The trick for modern populists has been to focus on the positive benefits to American workers in terms of jobs, rather than the adverse impact on consumers. In fact, protectionism is highly unlikely to restore American manufacturing jobs, which are under threat from automation as well as globalisation, as our recent briefing showed

That is partly because in a world of low tariffs, consumers have become pretty blasé about buying goods from all over the world. "You don't know what you've got until you lose it" as John Lennon sang. Even the small level of existing tariffs fall most heavily on the poor, academics reckon, reducing the after-tax income of the poorest by 1.6% and that of the richest by only 0.3%.

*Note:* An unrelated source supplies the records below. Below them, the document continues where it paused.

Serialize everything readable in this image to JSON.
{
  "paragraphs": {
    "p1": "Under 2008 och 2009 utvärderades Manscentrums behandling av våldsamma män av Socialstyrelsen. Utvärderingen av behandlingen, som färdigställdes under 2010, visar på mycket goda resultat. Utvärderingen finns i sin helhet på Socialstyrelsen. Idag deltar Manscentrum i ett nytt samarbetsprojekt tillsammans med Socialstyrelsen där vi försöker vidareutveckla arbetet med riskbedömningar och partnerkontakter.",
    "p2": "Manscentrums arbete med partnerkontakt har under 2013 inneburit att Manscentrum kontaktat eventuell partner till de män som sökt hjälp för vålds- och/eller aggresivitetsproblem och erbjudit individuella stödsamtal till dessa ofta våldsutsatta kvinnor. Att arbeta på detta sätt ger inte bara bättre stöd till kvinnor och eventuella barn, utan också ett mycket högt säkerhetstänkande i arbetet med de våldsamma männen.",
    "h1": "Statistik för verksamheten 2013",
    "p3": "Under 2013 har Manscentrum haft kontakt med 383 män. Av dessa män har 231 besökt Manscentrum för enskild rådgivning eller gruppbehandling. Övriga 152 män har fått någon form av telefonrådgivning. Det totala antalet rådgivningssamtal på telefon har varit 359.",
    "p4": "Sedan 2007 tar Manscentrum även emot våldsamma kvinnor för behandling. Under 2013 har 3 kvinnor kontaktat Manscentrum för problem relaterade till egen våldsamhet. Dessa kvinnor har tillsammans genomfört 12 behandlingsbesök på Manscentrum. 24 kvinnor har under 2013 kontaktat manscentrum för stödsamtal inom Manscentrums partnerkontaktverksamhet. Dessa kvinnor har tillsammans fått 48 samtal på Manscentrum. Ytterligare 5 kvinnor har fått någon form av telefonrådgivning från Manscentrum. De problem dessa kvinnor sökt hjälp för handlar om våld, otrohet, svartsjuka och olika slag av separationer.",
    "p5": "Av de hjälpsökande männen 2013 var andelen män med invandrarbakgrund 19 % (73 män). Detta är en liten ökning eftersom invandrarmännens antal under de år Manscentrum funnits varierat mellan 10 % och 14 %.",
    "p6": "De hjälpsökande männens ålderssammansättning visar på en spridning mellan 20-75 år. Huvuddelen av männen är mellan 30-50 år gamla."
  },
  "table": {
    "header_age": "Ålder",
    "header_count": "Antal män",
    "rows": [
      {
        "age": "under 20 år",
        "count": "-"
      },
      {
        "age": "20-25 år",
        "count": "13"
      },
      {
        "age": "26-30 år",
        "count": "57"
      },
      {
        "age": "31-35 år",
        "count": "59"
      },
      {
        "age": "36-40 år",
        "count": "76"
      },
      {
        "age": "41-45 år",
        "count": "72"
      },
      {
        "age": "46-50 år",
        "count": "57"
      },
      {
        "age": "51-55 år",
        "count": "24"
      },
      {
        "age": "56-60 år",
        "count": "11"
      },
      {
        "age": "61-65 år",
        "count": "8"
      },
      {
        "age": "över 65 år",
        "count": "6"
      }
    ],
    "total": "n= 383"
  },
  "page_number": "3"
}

This means the anti-tariff campaign will have to campaign hard to show the harm tariffs do to consumers. America is a net exporter of food, so it is hard to use the images that worked so well 100 years ago. Still, it is in the nature of modern trade that developed countries sell high-added-value goods and services (like software) and import raw materials and low value added goods from developing countries (cheap clothing, for example). A study in May by the National Foundation for American Policy found that
Presidential candidate Donald Trump’s proposed tariffs on China, Mexico and, by implication, Japan would be ineffective in shielding American workers from foreign imports, since producers from other countries would export the same products to the United States. Were such tariffs to be “effective,” then the tariffs would impose a regressive consumption tax of $11,100 over 5 years on the typical U.S. household. The impact would hit poor Americans the hardest: A tariff of 45% on imports from China and Japan and 35% on Mexican imports would cost US households in the lowest 10% of income up to 18% of their (mean) after-tax income or $4,670 over 5 years.  
But what if the United States imposed a worldwide tariff, rather than singling out specific countries? The effects would be even worse.
When we calculate the burden as a percentage of household income, we find that households in the lower income deciles would surrender a higher portion of their income under a Trump tariff than higher income households. A Trump tariff against all countries costs households in the lowest decile 53% of their annual income, while it would cost households in the highest decile 7% of their incomes. The tariffs would cost households in the second income decile 20% of their annual income—a figure that declines as we move up the income deciles. In other words, a Trump tariff against all countries (or even one against only China, Mexico and Japan) would be a regressive tax that burdens lower income households more than higher income households.  
Combine this with a set of tax cuts that will benefit the rich most and it seems clear that this aspect of populism ought not to be popular at all. Introducing tariffs may not mean a smaller loaf but it will mean that Americans lose their shirts.
* He was wrong about that too. If home rule had been granted in the late 19th century, a lot of bloodshed might have been avoided.
** Admittedly this category is ill-defined. In my view populism defines policies that may seem popular but would have negative effects, either on individual rights or (often) on the very people that support them.